7. De rechtbank ziet aanleiding voor een proceskostenveroordeling. Deze kosten stelt de rechtbank op grond van het Besluit proceskosten bestuursrecht voor de door een derde beroepsmatig verleende rechtsbijstand vast op € 1.536,- (1 punt voor het indienen van het beroepschrift in samenhangende zaken en 2 punten voor het verschijnen op de zitting, met een waarde per punt van € 512,- en een wegingsfactor 1).

Beslissing

De rechtbank:
  • verklaart de beroepen gegrond;
  • vernietigt de bestreden besluiten voor zover deze zien op de afwijzing van de aanvraag van eiseres en haar minderjarige kinderen;
  • draagt verweerder op om binnen acht weken DNA-onderzoek aan te bieden aan eiseres;
  • veroordeelt verweerder in de proceskosten van eisers tot een bedrag van € 1.536,-.
Deze uitspraak is gedaan door mr.
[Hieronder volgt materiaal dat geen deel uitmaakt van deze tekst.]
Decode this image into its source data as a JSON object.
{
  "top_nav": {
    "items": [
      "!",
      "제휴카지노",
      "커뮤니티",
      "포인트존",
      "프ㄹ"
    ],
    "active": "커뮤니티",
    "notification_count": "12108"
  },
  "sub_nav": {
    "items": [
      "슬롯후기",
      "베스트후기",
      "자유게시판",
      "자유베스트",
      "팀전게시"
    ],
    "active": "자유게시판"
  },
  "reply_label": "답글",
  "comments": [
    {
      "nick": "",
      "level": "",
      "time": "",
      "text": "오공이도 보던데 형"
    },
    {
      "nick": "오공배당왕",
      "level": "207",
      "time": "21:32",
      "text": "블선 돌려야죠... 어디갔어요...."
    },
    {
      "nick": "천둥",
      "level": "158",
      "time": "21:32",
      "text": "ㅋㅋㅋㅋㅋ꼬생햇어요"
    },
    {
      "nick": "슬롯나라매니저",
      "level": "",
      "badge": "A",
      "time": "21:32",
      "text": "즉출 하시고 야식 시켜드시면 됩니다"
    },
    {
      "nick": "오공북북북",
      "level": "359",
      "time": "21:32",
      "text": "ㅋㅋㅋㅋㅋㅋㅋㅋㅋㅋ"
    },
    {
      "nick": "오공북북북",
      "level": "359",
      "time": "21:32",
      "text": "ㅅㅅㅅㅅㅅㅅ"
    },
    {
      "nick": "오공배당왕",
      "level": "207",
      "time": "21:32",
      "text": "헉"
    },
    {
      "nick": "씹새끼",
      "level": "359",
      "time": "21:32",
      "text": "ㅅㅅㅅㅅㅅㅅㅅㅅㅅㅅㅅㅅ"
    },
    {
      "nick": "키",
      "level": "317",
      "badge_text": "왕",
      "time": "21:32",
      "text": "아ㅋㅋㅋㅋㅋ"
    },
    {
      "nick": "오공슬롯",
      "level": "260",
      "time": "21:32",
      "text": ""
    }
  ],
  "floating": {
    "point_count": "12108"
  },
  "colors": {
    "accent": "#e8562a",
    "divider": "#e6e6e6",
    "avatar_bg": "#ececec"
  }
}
W.P.C.G. Derksen, voorzitter, mr. H.J. Klein Egelink en
mr. M.S.T. Belt, rechters, in tegenwoordigheid van M.M. Neutgens, griffier.
De beslissing is in het openbaar uitgesproken op: 27 augustus 2019
griffier
voorzitter
Afschrift verzonden aan partijen op:
Rechtsmiddel
Tegen de uitspraak in beroep kunnen partijen binnen vier weken na de verzending van een afschrift hoger beroep instellen bij de Raad van State, Afdeling bestuursrechtspraak, Hoger beroep vreemdelingenzaken, Postbus 16113, 2500 BC ’s-Gravenhage. Het beroepschrift dient een of meer grieven tegen de uitspraak te bevatten. Artikel 6:6 van de Awb is niet van toepassing. Een afschrift van de uitspraak dient overgelegd te worden. Meer informatie treft u aan op de website van de Raad van State (www.raadvanstate.nl).

Voetnoten

1.Arrest van 13 maart 2019, ECLI:EU:C:2019:192.